MEXICO CITY — Every thousand years or so, the great Popocatepetl explodes with killing force, and as it rumbled and puffed this weekend, government officials monitoring geophysicists’ instruments pleaded with thousands of villagers under the volcano to flee.

Few did. People fought to stay put, even after Popo erupted violently throughout Monday night and Tuesday morning, flinging glowing 5-foot rocks for miles, in what is believed to be its biggest bang in more than a millennium. They felt strongly that the volcano — their volcano, revered as the god of rain and giver of rich soil — was more benevolent a force than their government.

"The people in the villages consider Popo a friendly volcano, the beating heart of the land," said Homero Aridjis, a poet, former diplomat and president of PEN, the international writers association. "It’s our Indian beliefs against European science."

Maybe they were right. Though the mountain is hurling incandescent bombs, potentially threatening everyone for 20 miles around, it has killed no one yet. But this clash of human nature against nature is an old story. And since the volcano still is capable of an immense explosion, it is far from over.

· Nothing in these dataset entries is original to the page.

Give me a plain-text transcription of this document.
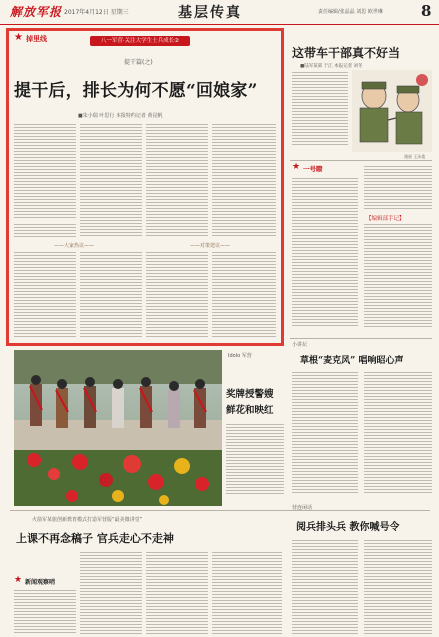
解放军报 2017年4月12日 星期三	基层传真	责任编辑/张晶晶 刘思 欧世琳	8
★ 掉里线	八一军营·关注大学生士兵成长②
提干篇(之)
提干后，排长为何不愿“回娘家”
■朱小瑞 叶思行 本报特约记者 黄昆帆
——大家热议——	——对策建议——
这带车干部真不好当
■陆军某部 于江 本报记者 刘冬
漫画 王泳俊
★ 一号瞭
【编辑部手记】
小讲坛
草根“麦克风” 唱响昭心声
Idolo 军营
奖牌授警嫂
鲜花和映红
火箭军某旅创新教育模式打造军营版“最美微讲堂”
上课不再念稿子 官兵走心不走神
★ 新闻观察哨
营连闲话
阅兵排头兵 教你喊号令
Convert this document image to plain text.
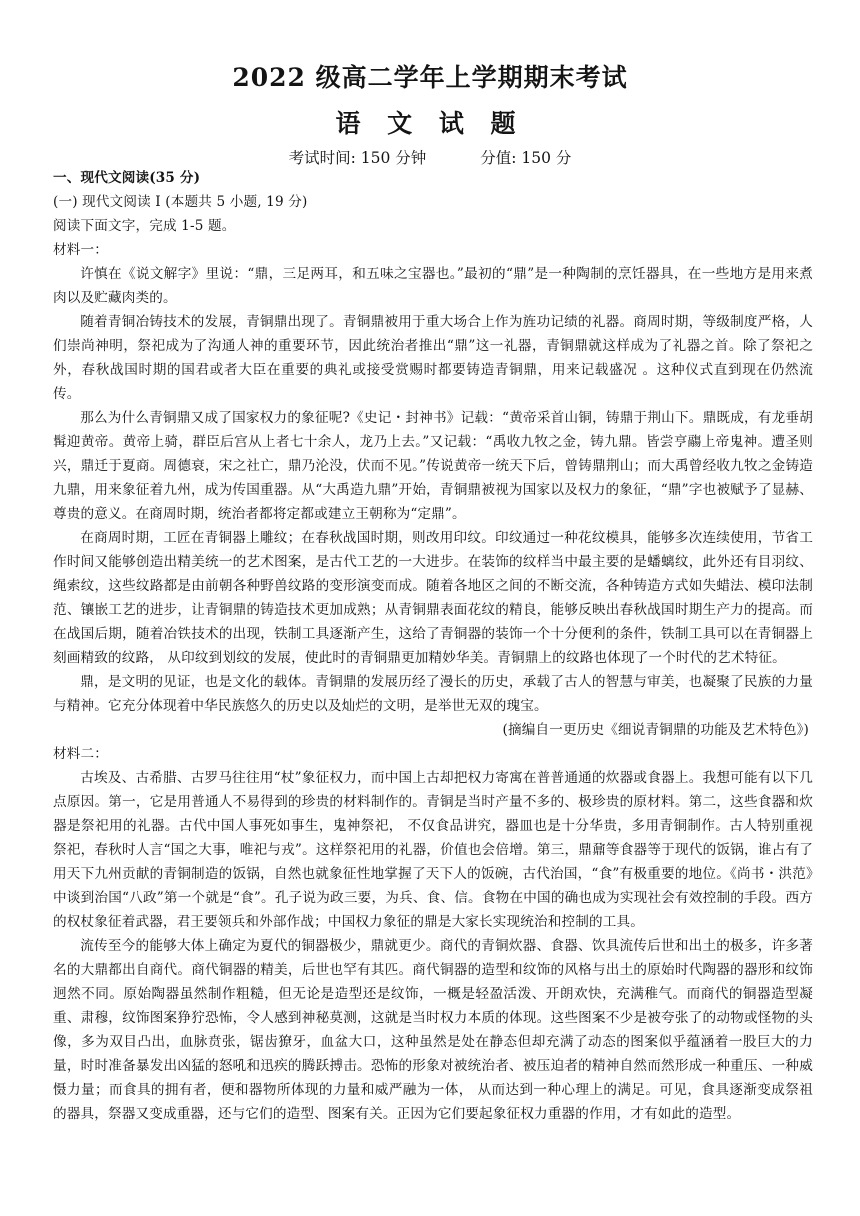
2022 级高二学年上学期期末考试
语 文 试 题
考试时间: 150 分钟	分值: 150 分

一、现代文阅读(35 分)

(一) 现代文阅读 I (本题共 5 小题, 19 分)

阅读下面文字，完成 1-5 题。

材料一：

许慎在《说文解字》里说：“鼎，三足两耳，和五味之宝器也。”最初的“鼎”是一种陶制的烹饪器具，在一些地方是用来煮肉以及贮藏肉类的。

随着青铜冶铸技术的发展，青铜鼎出现了。青铜鼎被用于重大场合上作为旌功记绩的礼器。商周时期，等级制度严格，人们崇尚神明，祭祀成为了沟通人神的重要环节，因此统治者推出“鼎”这一礼器，青铜鼎就这样成为了礼器之首。除了祭祀之外，春秋战国时期的国君或者大臣在重要的典礼或接受赏赐时都要铸造青铜鼎，用来记载盛况 。这种仪式直到现在仍然流传。

那么为什么青铜鼎又成了国家权力的象征呢?《史记・封神书》记载：“黄帝采首山铜，铸鼎于荆山下。鼎既成，有龙垂胡髯迎黄帝。黄帝上骑，群臣后宫从上者七十余人，龙乃上去。”又记载：“禹收九牧之金，铸九鼎。皆尝亨鬺上帝鬼神。遭圣则兴，鼎迁于夏商。周德衰，宋之社亡，鼎乃沦没，伏而不见。”传说黄帝一统天下后，曾铸鼎荆山；而大禹曾经收九牧之金铸造九鼎，用来象征着九州，成为传国重器。从“大禹造九鼎”开始，青铜鼎被视为国家以及权力的象征，“鼎”字也被赋予了显赫、尊贵的意义。在商周时期，统治者都将定都或建立王朝称为“定鼎”。

在商周时期，工匠在青铜器上雕纹；在春秋战国时期，则改用印纹。印纹通过一种花纹模具，能够多次连续使用，节省工作时间又能够创造出精美统一的艺术图案，是古代工艺的一大进步。在装饰的纹样当中最主要的是蟠螭纹，此外还有目羽纹、绳索纹，这些纹路都是由前朝各种野兽纹路的变形演变而成。随着各地区之间的不断交流，各种铸造方式如失蜡法、模印法制范、镶嵌工艺的进步，让青铜鼎的铸造技术更加成熟；从青铜鼎表面花纹的精良，能够反映出春秋战国时期生产力的提高。而在战国后期，随着冶铁技术的出现，铁制工具逐渐产生，这给了青铜器的装饰一个十分便利的条件，铁制工具可以在青铜器上刻画精致的纹路， 从印纹到划纹的发展，使此时的青铜鼎更加精妙华美。青铜鼎上的纹路也体现了一个时代的艺术特征。

鼎，是文明的见证，也是文化的载体。青铜鼎的发展历经了漫长的历史，承载了古人的智慧与审美，也凝聚了民族的力量与精神。它充分体现着中华民族悠久的历史以及灿烂的文明，是举世无双的瑰宝。

(摘编自一更历史《细说青铜鼎的功能及艺术特色》)

材料二：

古埃及、古希腊、古罗马往往用“杖”象征权力，而中国上古却把权力寄寓在普普通通的炊器或食器上。我想可能有以下几点原因。第一，它是用普通人不易得到的珍贵的材料制作的。青铜是当时产量不多的、极珍贵的原材料。第二，这些食器和炊器是祭祀用的礼器。古代中国人事死如事生，鬼神祭祀， 不仅食品讲究，器皿也是十分华贵，多用青铜制作。古人特别重视祭祀，春秋时人言“国之大事，唯祀与戎”。这样祭祀用的礼器，价值也会倍增。第三，鼎鼐等食器等于现代的饭锅，谁占有了用天下九州贡献的青铜制造的饭锅，自然也就象征性地掌握了天下人的饭碗，古代治国，“食”有极重要的地位。《尚书・洪范》中谈到治国“八政”第一个就是“食”。孔子说为政三要，为兵、食、信。食物在中国的确也成为实现社会有效控制的手段。西方的权杖象征着武器，君王要领兵和外部作战；中国权力象征的鼎是大家长实现统治和控制的工具。

流传至今的能够大体上确定为夏代的铜器极少，鼎就更少。商代的青铜炊器、食器、饮具流传后世和出土的极多，许多著名的大鼎都出自商代。商代铜器的精美，后世也罕有其匹。商代铜器的造型和纹饰的风格与出土的原始时代陶器的器形和纹饰迥然不同。原始陶器虽然制作粗糙，但无论是造型还是纹饰，一概是轻盈活泼、开朗欢快，充满稚气。而商代的铜器造型凝重、肃穆，纹饰图案狰狞恐怖，令人感到神秘莫测，这就是当时权力本质的体现。这些图案不少是被夸张了的动物或怪物的头像，多为双目凸出，血脉贲张，锯齿獠牙，血盆大口，这种虽然是处在静态但却充满了动态的图案似乎蕴涵着一股巨大的力量，时时准备暴发出凶猛的怒吼和迅疾的腾跃搏击。恐怖的形象对被统治者、被压迫者的精神自然而然形成一种重压、一种威慑力量；而食具的拥有者，便和器物所体现的力量和威严融为一体， 从而达到一种心理上的满足。可见，食具逐渐变成祭祖的器具，祭器又变成重器，还与它们的造型、图案有关。正因为它们要起象征权力重器的作用，才有如此的造型。
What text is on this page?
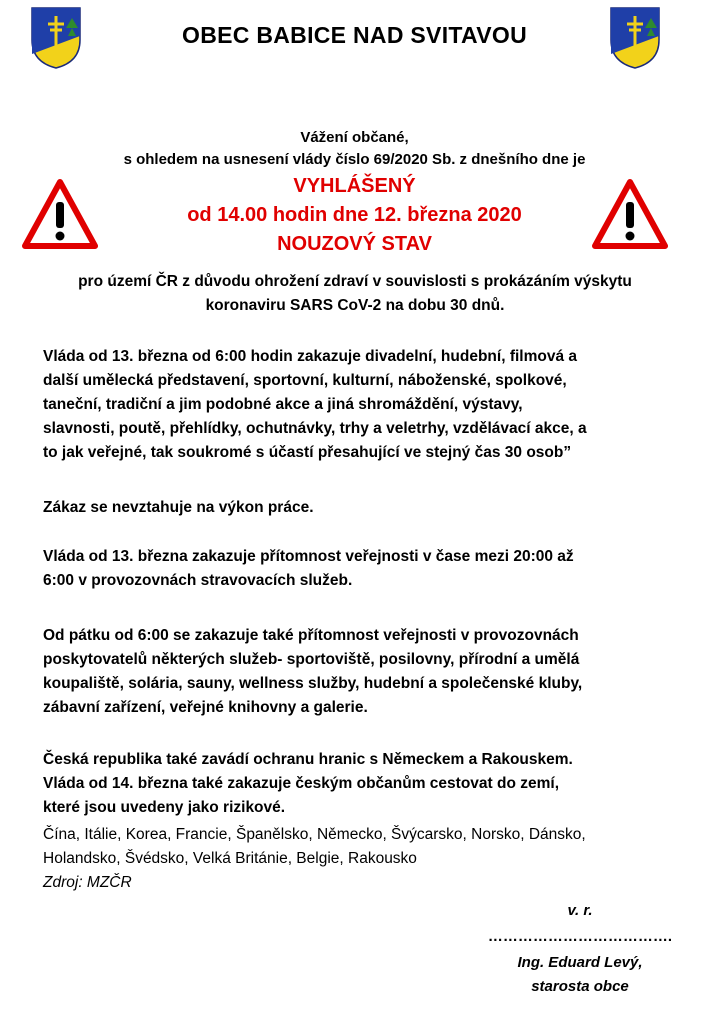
OBEC BABICE NAD SVITAVOU
Vážení občané,
s ohledem na usnesení vlády číslo 69/2020 Sb. z dnešního dne je
VYHLÁŠENÝ
od 14.00 hodin dne 12. března 2020
NOUZOVÝ STAV
pro území ČR z důvodu ohrožení zdraví v souvislosti s prokázáním výskytu
koronaviru SARS CoV-2 na dobu 30 dnů.
Vláda od 13. března od 6:00 hodin zakazuje divadelní, hudební, filmová a
další umělecká představení, sportovní, kulturní, náboženské, spolkové,
taneční, tradiční a jim podobné akce a jiná shromáždění, výstavy,
slavnosti, poutě, přehlídky, ochutnávky, trhy a veletrhy, vzdělávací akce, a
to jak veřejné, tak soukromé s účastí přesahující ve stejný čas 30 osob”
Zákaz se nevztahuje na výkon práce.
Vláda od 13. března zakazuje přítomnost veřejnosti v čase mezi 20:00 až
6:00 v provozovnách stravovacích služeb.
Od pátku od 6:00 se zakazuje také přítomnost veřejnosti v provozovnách
poskytovatelů některých služeb- sportoviště, posilovny, přírodní a umělá
koupaliště, solária, sauny, wellness služby, hudební a společenské kluby,
zábavní zařízení, veřejné knihovny a galerie.
Česká republika také zavádí ochranu hranic s Německem a Rakouskem.
Vláda od 14. března také zakazuje českým občanům cestovat do zemí,
které jsou uvedeny jako rizikové.
Čína, Itálie, Korea, Francie, Španělsko, Německo, Švýcarsko, Norsko, Dánsko,
Holandsko, Švédsko, Velká Británie, Belgie, Rakousko
Zdroj: MZČR
v. r.
……………………………….
Ing. Eduard Levý,
starosta obce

Scientists and the government continued to warn that there could be a full-blown eruption, with rivers of lava pouring down the slopes. The volcano is visible from Mexico City, a metropolis of 18 million people 40 miles to the northwest.

All day Monday and Tuesday, government sound trucks went through villages near the volcano blaring warnings, church bells rang out danger and army commanders appeared with evacuation orders. But thousands resisted the call. Vicente Jimenez, a 26-year-old corn farmer from Santiago Xanitzintla, about seven miles from the flaming crater, heard all the alarms and was unmoved.

"We never left," he said on Tuesday. "We don’t feel comfortable leaving our homes and everything we own in the hands of the authorities. For many people, leaving was hard enough, but leaving our homes in the hands of the police is even harder."

A fellow farmer who stayed behind, Adolfo Castro, 55, said: "This is a very old village. The church is important to us, and there was no one guarding it. There are antiquities inside that go back centuries."

An army commander charged with carrying out an evacuation on Tuesday shook his head. "It’s too late to be fighting with these people," he said. "They’ve shut themselves in behind four locks. They are older people who will never leave."

More than 20,000 people appeared to have turned down the government’s offers of transportation, food and shelter.